少しの間沈黙した後、やや顔を赤くしながら言った。
「……お恥ずかしながら、あまり考えておりませんでした。とりあえず、元いた孤児院に戻ろうかと思っていますけど……」
「何だ、ばーさんと同じじゃん。それなら一緒に行けばいいんじゃねーか?」
「ナズナ、そんな簡単に言わないでよ……」
「えっ? だって、行先は同じなんだろ? だったら二人の方が楽しそうじゃん。ばーさんみたいな高齢者を一人旅させるのも危険だと思うし」
フランの呆れ声を無視して、ナズナはつらつらと語る。いくら何でも元院長に辛辣過ぎるとは思うのだが。
「……わたくしを高齢者扱いしたのは目を瞑りますが、わたくしには悪くないお話ですね。あくまでわたくしには、ですが」
「だろ? なあリラ、どうせ戻ってもやること決まってないんだろ? だったら一緒に連れて行ってもらえよ」
「そ、そうですか……」
リラは少し考えた後、フレアに向き直った。
「それではフレア様、よろしくお願いします……」
「ええ。こちらこそお願いします」
笑い合う二人を見て、ナズナもフランも釣られて頬が緩んだ。食堂の室内に、弛緩した空気が広がっていた。
――ただ一か所、とある一人の席を除いて。
「……楽しそうね」
ぽつりと、冷たい水滴のような声が響いた。それを受けて、室内がしんと静まり返る。
ヨルは俯いたまま、背筋を伸ばして座っていた。
目の前の食事には、一切手を付けることなく。
「わたしたちは罪を背負っているってこと、忘れてないかしら?」
「それは……」
「な、なあ!」
言い淀むリラを押しのけるように、ナズナが口を開いた。
「この場であんまりお堅いこと言うなよ。ばーさんもリラも、そのあたりは謹慎中にたっぷり反省しただろうしさ。そ、そうだ! どうしてもここにいずらいのなら、あたしが本部に口利きして、ばーさんたちと行けるように手配してやっても――」
「そんな簡単に言わないでよ!」
ヨルは感情を爆発させ、テーブルを拳で叩いた。並々注がれたスープの水面が揺れ、少しテーブルの上に零れた。

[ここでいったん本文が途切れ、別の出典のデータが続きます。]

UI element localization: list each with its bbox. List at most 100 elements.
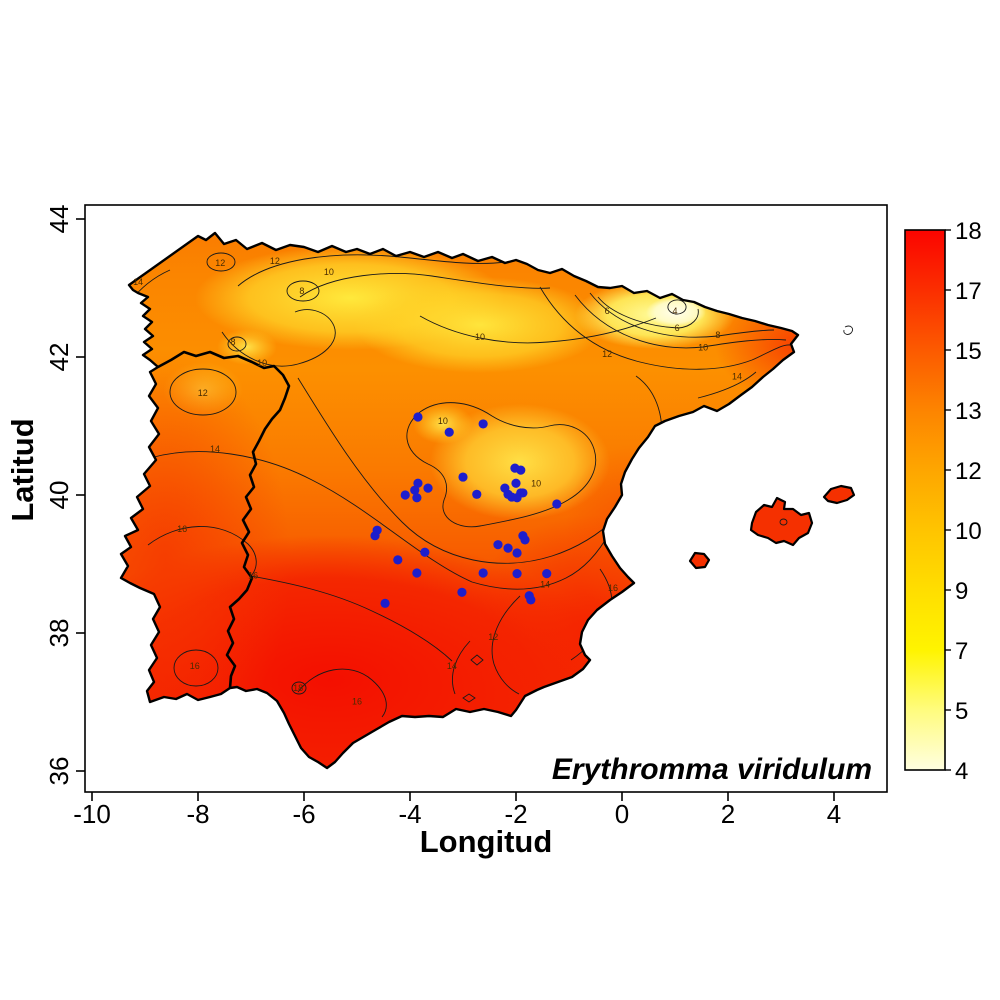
contour-value-label: 10 bbox=[475, 332, 485, 342]
colorbar-tick-label: 5 bbox=[955, 698, 968, 725]
y-tick-label: 44 bbox=[44, 205, 74, 234]
ne-coast-fragment bbox=[843, 325, 854, 335]
x-axis: -10 -8 -6 -4 -2 0 2 4 bbox=[73, 792, 841, 829]
contour-value-label: 12 bbox=[270, 256, 280, 266]
contour-value-label: 6 bbox=[675, 323, 680, 333]
occurrence-point bbox=[552, 499, 562, 509]
contour-value-label: 8 bbox=[230, 337, 235, 347]
x-tick-label: -2 bbox=[504, 799, 527, 829]
occurrence-point bbox=[410, 485, 420, 495]
y-tick-label: 42 bbox=[44, 343, 74, 372]
temperature-contours bbox=[127, 252, 791, 718]
occurrence-point bbox=[370, 531, 380, 541]
occurrence-point bbox=[412, 568, 422, 578]
contour-value-label: 18 bbox=[293, 683, 303, 693]
x-axis-title: Longitud bbox=[420, 824, 553, 859]
colorbar-tick-label: 7 bbox=[955, 638, 968, 665]
contour-value-label: 8 bbox=[299, 286, 304, 296]
occurrence-point bbox=[457, 587, 467, 597]
occurrence-point bbox=[526, 595, 536, 605]
species-title: Erythromma viridulum bbox=[552, 753, 872, 786]
colorbar-tick-label: 12 bbox=[955, 458, 982, 485]
x-tick-label: 4 bbox=[827, 799, 841, 829]
contour-value-label: 16 bbox=[352, 696, 362, 706]
colorbar-tick-label: 15 bbox=[955, 338, 982, 365]
colorbar-tick-label: 9 bbox=[955, 578, 968, 605]
contour-value-label: 12 bbox=[602, 349, 612, 359]
occurrence-point bbox=[444, 427, 454, 437]
contour-value-label: 14 bbox=[133, 277, 143, 287]
contour-value-label: 10 bbox=[531, 478, 541, 488]
contour-value-label: 10 bbox=[324, 267, 334, 277]
x-tick-label: 2 bbox=[721, 799, 735, 829]
occurrence-point bbox=[472, 489, 482, 499]
occurrence-point bbox=[503, 543, 513, 553]
x-tick-label: -6 bbox=[292, 799, 315, 829]
y-tick-label: 38 bbox=[44, 619, 74, 648]
iberia-coastline bbox=[119, 231, 800, 770]
occurrence-point bbox=[413, 478, 423, 488]
mallorca-island bbox=[749, 496, 814, 547]
occurrence-point bbox=[458, 472, 468, 482]
occurrence-point bbox=[520, 535, 530, 545]
balearic-islands bbox=[688, 325, 856, 570]
colorbar-frame bbox=[904, 229, 946, 771]
occurrence-point bbox=[512, 548, 522, 558]
contour-value-label: 14 bbox=[732, 371, 742, 381]
y-tick-label: 36 bbox=[44, 757, 74, 786]
occurrence-point bbox=[516, 465, 526, 475]
colorbar-tick-label: 17 bbox=[955, 278, 982, 305]
occurrence-point bbox=[420, 547, 430, 557]
x-tick-label: -10 bbox=[73, 799, 111, 829]
occurrence-point bbox=[478, 419, 488, 429]
x-tick-label: -8 bbox=[186, 799, 209, 829]
occurrence-point bbox=[493, 540, 503, 550]
occurrence-point bbox=[412, 493, 422, 503]
occurrence-point bbox=[413, 412, 423, 422]
occurrence-point bbox=[542, 569, 552, 579]
menorca-island bbox=[822, 484, 856, 505]
contour-value-label: 10 bbox=[257, 358, 267, 368]
x-tick-label: 0 bbox=[615, 799, 629, 829]
contour-value-label: 10 bbox=[698, 342, 708, 352]
occurrence-point bbox=[400, 490, 410, 500]
contour-value-label: 14 bbox=[210, 444, 220, 454]
colorbar-tick-label: 18 bbox=[955, 218, 982, 245]
colorbar-tick-label: 13 bbox=[955, 398, 982, 425]
colorbar: 18 17 15 13 12 10 9 7 5 4 bbox=[904, 218, 982, 785]
contour-value-label: 16 bbox=[190, 661, 200, 671]
contour-value-label: 6 bbox=[605, 306, 610, 316]
contour-value-label: 14 bbox=[447, 661, 457, 671]
colorbar-ticks: 18 17 15 13 12 10 9 7 5 4 bbox=[945, 218, 982, 785]
ibiza-island bbox=[688, 551, 711, 570]
contour-value-label: 4 bbox=[672, 306, 677, 316]
contour-value-label: 14 bbox=[540, 580, 550, 590]
occurrence-point bbox=[512, 569, 522, 579]
occurrence-point bbox=[393, 555, 403, 565]
contour-value-label: 16 bbox=[248, 571, 258, 581]
contour-value-label: 12 bbox=[198, 388, 208, 398]
contour-value-label: 10 bbox=[438, 416, 448, 426]
x-tick-label: -4 bbox=[398, 799, 421, 829]
contour-value-label: 8 bbox=[715, 330, 720, 340]
portugal-spain-border bbox=[157, 350, 291, 689]
occurrence-points-layer bbox=[370, 412, 562, 608]
contour-value-label: 16 bbox=[177, 524, 187, 534]
occurrence-point bbox=[518, 488, 528, 498]
y-axis-title: Latitud bbox=[5, 418, 40, 521]
y-tick-label: 40 bbox=[44, 481, 74, 510]
occurrence-point bbox=[380, 598, 390, 608]
colorbar-gradient bbox=[905, 230, 945, 770]
occurrence-point bbox=[423, 483, 433, 493]
contour-value-label: 16 bbox=[608, 583, 618, 593]
contour-value-label: 12 bbox=[215, 258, 225, 268]
occurrence-point bbox=[478, 568, 488, 578]
colorbar-tick-label: 4 bbox=[955, 758, 968, 785]
y-axis: 44 42 40 38 36 bbox=[44, 205, 85, 786]
plot-frame bbox=[84, 204, 888, 793]
occurrence-point bbox=[511, 478, 521, 488]
contour-value-label: 12 bbox=[488, 632, 498, 642]
contour-label-layer: 12 12 10 8 14 8 10 12 10 6 4 6 8 10 12 14 10 10 14 16 16 16 18… bbox=[133, 256, 742, 706]
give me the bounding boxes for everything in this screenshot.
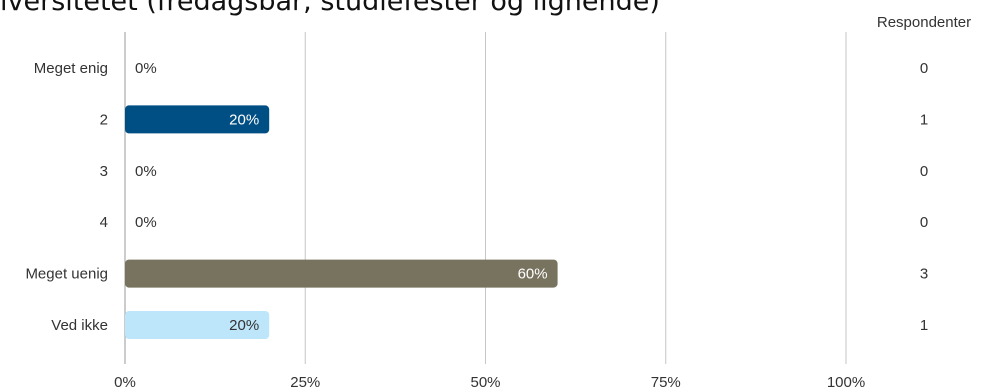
x-tick-label: 25% — [290, 374, 320, 389]
data-label: 60% — [518, 266, 548, 283]
x-tick-label: 0% — [114, 374, 136, 389]
respondent-count: 0 — [920, 214, 928, 231]
category-label: Meget enig — [34, 60, 108, 77]
category-label: 3 — [100, 163, 108, 180]
chart-title: iversitetet (fredagsbar, studiefester og… — [0, 0, 660, 17]
bar — [125, 105, 270, 134]
category-label: Ved ikke — [51, 317, 108, 334]
category-labels: Meget enig 2 3 4 Meget uenig Ved ikke — [25, 60, 108, 334]
respondent-count: 0 — [920, 60, 928, 77]
respondent-count: 3 — [920, 266, 928, 283]
respondents-column: Respondenter 0 1 0 0 3 1 — [877, 14, 971, 334]
respondent-count: 1 — [920, 111, 928, 128]
category-label: 4 — [100, 214, 108, 231]
x-tick-label: 50% — [470, 374, 500, 389]
x-tick-labels: 0% 25% 50% 75% 100% — [114, 374, 865, 389]
x-tick-label: 75% — [651, 374, 681, 389]
respondents-header: Respondenter — [877, 14, 971, 31]
category-label: 2 — [100, 111, 108, 128]
data-label: 20% — [229, 111, 259, 128]
bars — [125, 105, 558, 339]
data-label: 20% — [229, 317, 259, 334]
bar — [125, 259, 558, 288]
grid-lines — [124, 32, 847, 364]
category-label: Meget uenig — [25, 266, 108, 283]
respondent-count: 0 — [920, 163, 928, 180]
data-labels: 0% 20% 0% 0% 60% 20% — [135, 60, 548, 334]
bar — [125, 311, 270, 339]
data-label: 0% — [135, 214, 157, 231]
respondent-count: 1 — [920, 317, 928, 334]
data-label: 0% — [135, 60, 157, 77]
x-tick-label: 100% — [827, 374, 865, 389]
data-label: 0% — [135, 163, 157, 180]
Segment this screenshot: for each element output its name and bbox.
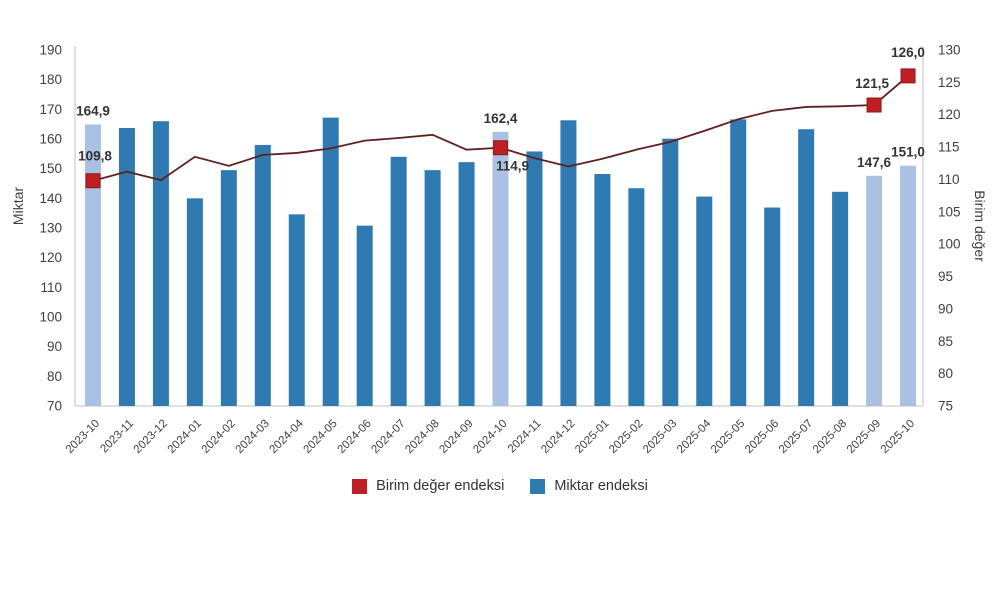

「フレア様やリラは良いわよ! ちゃんと罰を受けて、ちゃんと自分の罪と向き直る機会をもらえて! でもわたしにはそれがないの!」
「お、落ち着けよヨル。そもそもお前に罪は――」
「あなたになくても、わたしにはあるのよ!」
「ヨル、落ち着いて。ぼくらは――」
「フラン! あなたもあなたよ!」
ヨルの鋭い視線がフランに向けられる。その視線に、フランは思わず身じろいだ。
「あなた、わたしに殺されかけたのわかってるの!? カノン様のおかげで助かったけど、あなたはもう少しで死ぬところだったのよ!?」
「わ、わかってるよ、そんなことぐらい……」
「わかっているなら、どうしてわたしを憎まないの!?」
「どうしてって……」
困惑するフランを、ヨルは尚も攻め立てた。横で見ているナズナも、フレアやリラも、何を言って良いかわからない様子だった。ただ、それはヨルも同じだろう。ヨルは明らかに冷静さを欠いているが、自分でも何がしたいのか、何を求めているのかがわかっていないのかもしれない。
「――ヨル」
そろそろ頃合いだ、と私は思った。
「そんなに、罰が欲しいのですか?」
私は立ち上がり、ヨルを見下ろしながら言った。ヨルは私が急に何を言い出したのかがわからない様子だった。
「カノン、様……?」
「そんなに罰が欲しいのなら――」
私は背中からナイフを引き抜き、ヨルの顔に向かって突き出した。目の前に出された刃に、ヨルの表情が青ざめる。